Maestros del siglo XX: naturaleza muerta
«La naturaleza muerta -cuenta Sarah Stein que les decía Matisse a sus discípulos- plantea tantas dificultades como cualquier otro género clásico.»Seguramente, esto lo diría Matisse sin mayor énfasis, pero la Stein tomó nota de ello con aplicada perplejidad, ya fuera porque la cogía de nuevas, ya porque en boca de su maestro esa observación comportaba la afirmación, concluyente y preceptiva, de la autonomía del lenguaje artístico, más que la de los géneros en particular, declarada y consumada cincuenta años antes por Courbet y los pintores de la vida moderna.

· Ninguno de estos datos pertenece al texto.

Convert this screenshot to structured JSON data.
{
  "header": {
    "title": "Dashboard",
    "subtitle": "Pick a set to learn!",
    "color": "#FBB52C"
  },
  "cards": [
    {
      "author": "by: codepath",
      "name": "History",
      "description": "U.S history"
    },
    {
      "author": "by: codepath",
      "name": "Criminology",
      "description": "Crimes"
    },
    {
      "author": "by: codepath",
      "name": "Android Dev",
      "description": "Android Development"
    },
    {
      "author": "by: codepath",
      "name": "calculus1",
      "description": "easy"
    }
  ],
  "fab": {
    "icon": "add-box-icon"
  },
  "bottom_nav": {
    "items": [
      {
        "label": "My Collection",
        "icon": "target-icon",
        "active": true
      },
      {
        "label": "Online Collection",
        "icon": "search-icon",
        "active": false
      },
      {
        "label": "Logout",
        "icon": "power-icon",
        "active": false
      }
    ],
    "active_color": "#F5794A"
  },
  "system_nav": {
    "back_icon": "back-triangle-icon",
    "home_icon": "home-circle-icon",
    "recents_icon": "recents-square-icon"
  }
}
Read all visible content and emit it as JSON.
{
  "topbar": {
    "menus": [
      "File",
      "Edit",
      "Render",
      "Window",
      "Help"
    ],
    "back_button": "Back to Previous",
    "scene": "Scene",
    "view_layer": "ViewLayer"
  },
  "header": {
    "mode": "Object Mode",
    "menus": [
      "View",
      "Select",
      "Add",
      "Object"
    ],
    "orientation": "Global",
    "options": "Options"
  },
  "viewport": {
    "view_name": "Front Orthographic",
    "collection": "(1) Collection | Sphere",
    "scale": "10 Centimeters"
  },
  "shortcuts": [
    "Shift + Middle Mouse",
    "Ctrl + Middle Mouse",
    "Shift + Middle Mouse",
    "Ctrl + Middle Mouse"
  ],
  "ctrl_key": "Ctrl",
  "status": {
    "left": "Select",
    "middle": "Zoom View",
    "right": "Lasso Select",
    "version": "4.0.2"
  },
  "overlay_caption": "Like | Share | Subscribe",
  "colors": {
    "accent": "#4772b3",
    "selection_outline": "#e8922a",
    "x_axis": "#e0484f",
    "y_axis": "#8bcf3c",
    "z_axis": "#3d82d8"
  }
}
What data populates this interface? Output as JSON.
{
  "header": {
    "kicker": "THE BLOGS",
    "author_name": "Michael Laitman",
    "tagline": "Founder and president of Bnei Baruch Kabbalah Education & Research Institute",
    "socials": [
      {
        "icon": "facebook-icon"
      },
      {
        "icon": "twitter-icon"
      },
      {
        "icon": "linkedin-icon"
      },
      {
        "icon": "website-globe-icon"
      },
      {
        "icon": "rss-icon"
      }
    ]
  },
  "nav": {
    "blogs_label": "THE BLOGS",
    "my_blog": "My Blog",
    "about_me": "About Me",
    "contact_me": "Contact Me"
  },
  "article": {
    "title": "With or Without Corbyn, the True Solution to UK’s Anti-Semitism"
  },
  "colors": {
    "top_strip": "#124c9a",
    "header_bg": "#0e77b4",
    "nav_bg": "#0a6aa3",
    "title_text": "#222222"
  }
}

Agravada por la tradicional inclinación de la burguesía hacia géneros tan «triviales» como el paisaje o la naturaleza muerta, la resistencia de los realistas a pintar aquello que el ojo no puede ver culminaba el descrédito del concepto de «historia» -desvaneciendo así el sueño romántico de remozar sus paradigmas morales y narrativos- y demostraba la irrelevancia de los criterios ideológicos con los que hasta entonces se había juzgado el arte. En efecto: si pintar un cesto con manzanas resultaba tanto o más legítimo que pintar a Leónidas en las Termópilas, esos criterios debían ser ahora de carácter técnico -por decirlo de algún modo- y juzgarse el valor de una obra de arte, no ya en función de la ejemplaridad o dignidad del asunto en ella representado, sino en función tan sólo de la capacidad de su autor para hacer visible, como decía Klee, aquel cesto o aquellas Termópilas.
Maestros del siglo XX: Naturaleza muerta
Fundación Juan March. Castelló, 77. Madrid.
Parece claro, por otra parte, que la neutralidad ideológica del paisaje y la naturaleza muerta aceleraba, o toleraba al menos, las licencias expresivas -siempre son mas numerosos y suspicaces los amigos de Leónidas que los de las manzanas-, y de ahí, en consecuencia, la fortuna de ambos géneros entre quienes, de Courbet a Cézanne, promovieron la reforma y emancipación del lenguaje artístico. No podía, pues, venir más al caso esta exposición de grandes maestros del siglo XX, en tomo a la naturaleza muerta, que ha organizado la Fundación Juan March.
La selección ha sido generosa, pero discutible. Monticelli, por ejemplo, nunca nos hará olvidar la ausencia de Cézanne; Odilon Redon no encaja para nada en el plan teórico de la exposición, si es que lo hubo, aunque se agradezca su presencia en medio de obras más razonables y también más ingratas; faltan incomprensiblemente nombres como De Chirico, Dalí o Morandi (¡!) etcétera. De inmediato se percibe un cierto desequilibrio, que favorece sin duda a los cubistas -ellos fueron, al fin y al cabo, los practicantes más asiduos e innovadores del género-, pero delante de las maravillosas Frutas variadas en un frutero, de Bonnard, y un estupendo dibujo al carbón de Matisse, uno deploraba allí, y aquí de nuevo, la irregular calidad de los Picasso, los Braque y los Léger, o la insólita torpeza del único Juan Gris. Más aun: ¿qué pintan todos esos Ben Nicholson y Dubuffet?, ¿o el abominable Huevo en soliloquio, de Tinguely? Excelentes, sin embargo, los Giacometti y el Beckmann, de 1942, y excepcional, en cualquier caso, esta exposición, por cuanto nos permite ver buena pintura reunida con un criterio sólo en parte convincente.
El hecho, sin embargo, de que se presente en esta ciudad una muestra de tales características debe ser destacado en un clima de atonía en el que sobresale la expectativa sobre lo que ha de venir en el futuro. Esta exposición del pasado tiene, al menos, la virtud de reconciliamos con la pintura de calidad.